La société à responsabilité limitée
• C’est la société qui peut être conclue entre cinquante personnes au plus avec un capital minimum de cent milles dirhams.



• Les associés reçoivent en contrepartie de l’apport des parts sociales qui ne peuvent pas être représentées par des titres négociables.
• Elles ne peuvent être cédées à des tiers qu’avec le consentement de la majorité des associés représentant au moins les trois quarts des parts sociales.
• Par ces conditions, la S.A.R.L ne peut être pratiquement conclue qu’entre personnes qui se connaissent et qui se font mutuellement confiance.
• Pourtant, les associés ne sont responsables dans cette société que dans la limite de l’apport qu’ils lui font. En plus, la société ne les couvre point de la qualité de commerçants.
La société anonyme
• C’est une société commerciale par la forme qui doit être conclue par cinq associés au moins, sans limite du nombre maximum, mais avec un capital d’au moins trois cent milles dirhams, et si la société fait publiquement appel à l’épargne ce chiffre est relevé à trois millions de dirhams.
• La S.A peut être conclue entre personnes qui ne se connaissent pas; les droits des associés étant représentés par des titres négociables dits actions.

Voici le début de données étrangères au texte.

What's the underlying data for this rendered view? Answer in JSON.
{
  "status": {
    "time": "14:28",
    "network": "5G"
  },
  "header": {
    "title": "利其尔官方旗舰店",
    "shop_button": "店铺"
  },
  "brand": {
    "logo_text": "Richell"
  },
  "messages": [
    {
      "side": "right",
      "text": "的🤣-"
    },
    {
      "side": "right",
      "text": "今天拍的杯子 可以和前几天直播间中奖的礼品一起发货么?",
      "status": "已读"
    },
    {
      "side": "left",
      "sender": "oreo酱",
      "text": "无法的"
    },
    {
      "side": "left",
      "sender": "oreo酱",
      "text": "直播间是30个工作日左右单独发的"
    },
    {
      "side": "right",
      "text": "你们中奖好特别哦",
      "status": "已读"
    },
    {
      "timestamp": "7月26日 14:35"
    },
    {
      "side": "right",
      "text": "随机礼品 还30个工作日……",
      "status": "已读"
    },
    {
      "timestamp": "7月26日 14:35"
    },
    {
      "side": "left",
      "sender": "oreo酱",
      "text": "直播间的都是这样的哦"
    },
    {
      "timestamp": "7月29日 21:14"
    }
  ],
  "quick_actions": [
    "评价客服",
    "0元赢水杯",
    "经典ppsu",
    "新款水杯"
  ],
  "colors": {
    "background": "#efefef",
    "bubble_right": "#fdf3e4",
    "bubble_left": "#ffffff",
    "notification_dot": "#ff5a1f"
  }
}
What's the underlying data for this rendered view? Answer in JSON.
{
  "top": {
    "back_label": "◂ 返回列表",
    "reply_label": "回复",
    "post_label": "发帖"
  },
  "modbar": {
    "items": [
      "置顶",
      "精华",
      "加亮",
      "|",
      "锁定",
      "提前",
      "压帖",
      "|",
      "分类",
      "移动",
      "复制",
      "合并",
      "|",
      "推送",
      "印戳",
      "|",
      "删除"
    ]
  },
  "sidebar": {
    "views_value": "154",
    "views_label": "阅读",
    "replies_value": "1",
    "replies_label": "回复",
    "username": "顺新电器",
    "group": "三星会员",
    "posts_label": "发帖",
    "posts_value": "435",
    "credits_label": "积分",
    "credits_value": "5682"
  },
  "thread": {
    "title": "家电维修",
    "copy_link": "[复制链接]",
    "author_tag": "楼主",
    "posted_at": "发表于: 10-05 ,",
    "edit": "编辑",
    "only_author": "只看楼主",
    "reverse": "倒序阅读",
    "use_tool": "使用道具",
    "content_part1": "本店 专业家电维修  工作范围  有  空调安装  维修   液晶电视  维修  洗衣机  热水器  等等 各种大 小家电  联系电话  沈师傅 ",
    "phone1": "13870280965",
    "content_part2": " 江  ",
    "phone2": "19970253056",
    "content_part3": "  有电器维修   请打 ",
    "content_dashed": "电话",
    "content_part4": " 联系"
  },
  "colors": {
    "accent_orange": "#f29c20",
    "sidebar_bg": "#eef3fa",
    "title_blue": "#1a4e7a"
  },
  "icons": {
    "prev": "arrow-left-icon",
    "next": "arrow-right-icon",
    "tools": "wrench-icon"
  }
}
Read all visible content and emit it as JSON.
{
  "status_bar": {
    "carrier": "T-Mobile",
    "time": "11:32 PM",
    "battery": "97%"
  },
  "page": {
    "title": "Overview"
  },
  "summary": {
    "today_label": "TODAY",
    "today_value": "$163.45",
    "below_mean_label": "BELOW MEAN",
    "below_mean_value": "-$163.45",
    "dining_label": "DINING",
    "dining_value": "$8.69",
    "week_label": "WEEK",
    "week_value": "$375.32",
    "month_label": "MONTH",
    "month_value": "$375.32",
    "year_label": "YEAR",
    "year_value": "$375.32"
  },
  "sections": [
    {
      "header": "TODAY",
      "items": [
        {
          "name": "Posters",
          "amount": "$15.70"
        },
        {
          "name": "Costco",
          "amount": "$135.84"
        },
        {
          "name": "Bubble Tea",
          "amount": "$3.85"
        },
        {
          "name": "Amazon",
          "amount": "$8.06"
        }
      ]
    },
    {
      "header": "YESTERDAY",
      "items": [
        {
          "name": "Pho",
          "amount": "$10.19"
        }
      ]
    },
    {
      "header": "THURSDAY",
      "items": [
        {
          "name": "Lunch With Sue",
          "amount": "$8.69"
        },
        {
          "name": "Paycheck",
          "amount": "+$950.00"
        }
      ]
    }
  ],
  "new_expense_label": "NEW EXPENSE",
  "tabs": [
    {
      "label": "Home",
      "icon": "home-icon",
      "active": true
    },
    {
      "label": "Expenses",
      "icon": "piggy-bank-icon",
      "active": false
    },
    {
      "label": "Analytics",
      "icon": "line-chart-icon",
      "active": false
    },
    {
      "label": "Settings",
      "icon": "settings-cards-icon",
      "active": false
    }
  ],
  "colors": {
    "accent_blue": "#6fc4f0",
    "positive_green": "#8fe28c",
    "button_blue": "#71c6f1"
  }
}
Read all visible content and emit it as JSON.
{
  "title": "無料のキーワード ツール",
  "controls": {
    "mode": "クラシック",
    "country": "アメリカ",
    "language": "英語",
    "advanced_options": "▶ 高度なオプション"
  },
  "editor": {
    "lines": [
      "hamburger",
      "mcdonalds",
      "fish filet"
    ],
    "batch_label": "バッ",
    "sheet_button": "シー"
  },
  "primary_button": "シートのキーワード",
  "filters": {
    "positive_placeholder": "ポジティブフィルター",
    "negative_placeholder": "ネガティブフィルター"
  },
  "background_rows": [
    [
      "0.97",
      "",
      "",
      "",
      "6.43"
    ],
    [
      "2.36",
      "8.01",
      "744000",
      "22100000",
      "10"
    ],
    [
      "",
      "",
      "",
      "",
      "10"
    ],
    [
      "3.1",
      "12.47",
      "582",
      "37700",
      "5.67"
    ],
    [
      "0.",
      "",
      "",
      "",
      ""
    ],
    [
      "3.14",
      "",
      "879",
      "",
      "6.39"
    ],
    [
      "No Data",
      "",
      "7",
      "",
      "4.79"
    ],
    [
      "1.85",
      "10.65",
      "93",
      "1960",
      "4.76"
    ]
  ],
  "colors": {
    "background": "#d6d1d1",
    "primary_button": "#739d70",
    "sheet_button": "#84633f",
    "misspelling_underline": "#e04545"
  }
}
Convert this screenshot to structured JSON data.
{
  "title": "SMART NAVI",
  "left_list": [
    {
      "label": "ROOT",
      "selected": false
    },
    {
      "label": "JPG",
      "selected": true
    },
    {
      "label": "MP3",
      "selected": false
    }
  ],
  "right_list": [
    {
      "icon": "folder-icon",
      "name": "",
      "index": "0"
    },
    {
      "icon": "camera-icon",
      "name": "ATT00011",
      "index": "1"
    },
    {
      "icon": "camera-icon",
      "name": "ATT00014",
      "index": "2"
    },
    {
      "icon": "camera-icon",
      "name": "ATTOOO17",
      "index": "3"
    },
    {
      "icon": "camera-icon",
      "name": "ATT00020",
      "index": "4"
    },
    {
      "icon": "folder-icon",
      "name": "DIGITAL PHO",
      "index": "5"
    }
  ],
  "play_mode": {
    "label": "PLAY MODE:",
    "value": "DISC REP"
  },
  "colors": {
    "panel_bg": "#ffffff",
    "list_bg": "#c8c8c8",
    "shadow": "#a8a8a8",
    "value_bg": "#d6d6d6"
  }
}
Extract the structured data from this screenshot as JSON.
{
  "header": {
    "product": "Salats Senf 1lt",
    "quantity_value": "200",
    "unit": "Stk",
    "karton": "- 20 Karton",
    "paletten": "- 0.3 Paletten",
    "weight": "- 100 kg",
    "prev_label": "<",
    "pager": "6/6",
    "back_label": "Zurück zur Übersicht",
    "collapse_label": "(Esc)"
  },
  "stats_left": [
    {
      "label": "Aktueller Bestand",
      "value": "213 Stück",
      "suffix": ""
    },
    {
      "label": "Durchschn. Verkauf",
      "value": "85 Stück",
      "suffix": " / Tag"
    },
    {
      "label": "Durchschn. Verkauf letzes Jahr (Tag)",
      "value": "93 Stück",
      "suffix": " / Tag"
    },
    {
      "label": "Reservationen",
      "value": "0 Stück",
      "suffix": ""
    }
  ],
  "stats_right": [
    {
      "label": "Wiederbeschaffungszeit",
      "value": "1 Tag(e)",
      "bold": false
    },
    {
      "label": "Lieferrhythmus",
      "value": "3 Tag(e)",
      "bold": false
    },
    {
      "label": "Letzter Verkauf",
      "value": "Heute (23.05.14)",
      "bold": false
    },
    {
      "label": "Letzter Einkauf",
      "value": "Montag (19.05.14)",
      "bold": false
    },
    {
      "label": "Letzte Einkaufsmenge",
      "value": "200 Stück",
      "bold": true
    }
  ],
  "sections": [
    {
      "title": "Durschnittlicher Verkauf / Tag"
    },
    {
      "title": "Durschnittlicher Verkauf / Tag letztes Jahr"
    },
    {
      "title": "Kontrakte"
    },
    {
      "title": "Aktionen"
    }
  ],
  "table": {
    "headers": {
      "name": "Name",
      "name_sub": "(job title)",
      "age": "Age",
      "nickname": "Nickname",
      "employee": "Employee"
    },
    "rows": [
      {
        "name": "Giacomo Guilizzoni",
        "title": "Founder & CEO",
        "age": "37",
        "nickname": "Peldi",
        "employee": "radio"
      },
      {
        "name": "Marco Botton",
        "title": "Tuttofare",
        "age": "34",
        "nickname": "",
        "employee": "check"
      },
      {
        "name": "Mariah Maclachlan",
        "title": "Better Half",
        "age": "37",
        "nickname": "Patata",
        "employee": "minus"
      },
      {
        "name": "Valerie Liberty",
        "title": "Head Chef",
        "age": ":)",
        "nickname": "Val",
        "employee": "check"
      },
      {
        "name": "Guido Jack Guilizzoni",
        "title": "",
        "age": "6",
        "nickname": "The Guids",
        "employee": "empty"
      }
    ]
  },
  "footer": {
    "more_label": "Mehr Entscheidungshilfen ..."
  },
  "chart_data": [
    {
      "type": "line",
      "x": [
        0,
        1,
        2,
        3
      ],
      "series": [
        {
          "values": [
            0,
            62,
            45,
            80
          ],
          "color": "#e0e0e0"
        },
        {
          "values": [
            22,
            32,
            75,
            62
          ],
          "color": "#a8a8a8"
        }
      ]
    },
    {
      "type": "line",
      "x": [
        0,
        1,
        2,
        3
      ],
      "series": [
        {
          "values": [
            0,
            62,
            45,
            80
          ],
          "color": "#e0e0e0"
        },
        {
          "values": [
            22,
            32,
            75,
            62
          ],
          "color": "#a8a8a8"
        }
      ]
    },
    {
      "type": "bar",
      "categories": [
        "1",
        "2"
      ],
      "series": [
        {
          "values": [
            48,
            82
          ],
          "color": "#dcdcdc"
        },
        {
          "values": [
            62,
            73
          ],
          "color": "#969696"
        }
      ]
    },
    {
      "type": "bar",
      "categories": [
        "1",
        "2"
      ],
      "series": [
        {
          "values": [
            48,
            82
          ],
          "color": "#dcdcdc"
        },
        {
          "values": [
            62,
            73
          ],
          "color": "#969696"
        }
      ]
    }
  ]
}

• Les actionnaires peuvent en principe céder librement leurs titres aux tiers sans besoin d’obtenir l’accord d’autres actionnaires. Chacun d’eux n’étant en effet responsable que dans la limite de l’apport représenté par l’action qu’il détient.
• Enfin, comme dans la S.A.R.L, les actionnaires ne sont pas commerçants du seul fait de la détention d’actions.
Les sociétés de droit public
• Quoi que l’Etat s’adonne à des activités de production de bien ou de prestation de services dans un but lucratif, il n’est pas commerçant.
• Les entreprises qu’il possède à ce titre sont dites du secteur public.
• Certaines ont la forme d’établissements sans indépendance juridique aucune. Il s’agit de services publics dit-on à caractère commercial ou industriel.
• Les activités les plus importantes de l’Etat sont presque toutes dotées de l’indépendance juridique par rapport aux autres services et institutions publiques.
• Elles ont, selon le cas, la forme d’office, de bureau, de régie ou de société commerciale.
• Les sociétés commerciales de droit public ont toutes la forme de société anonyme.
• Par dérogation aux règles de droit commercial relativement au nombre minimum d’actionnaire, l’Etat peut posséder tout seul la totalité des actions.
• Rien ne l’empêche de s’associer avec des particuliers.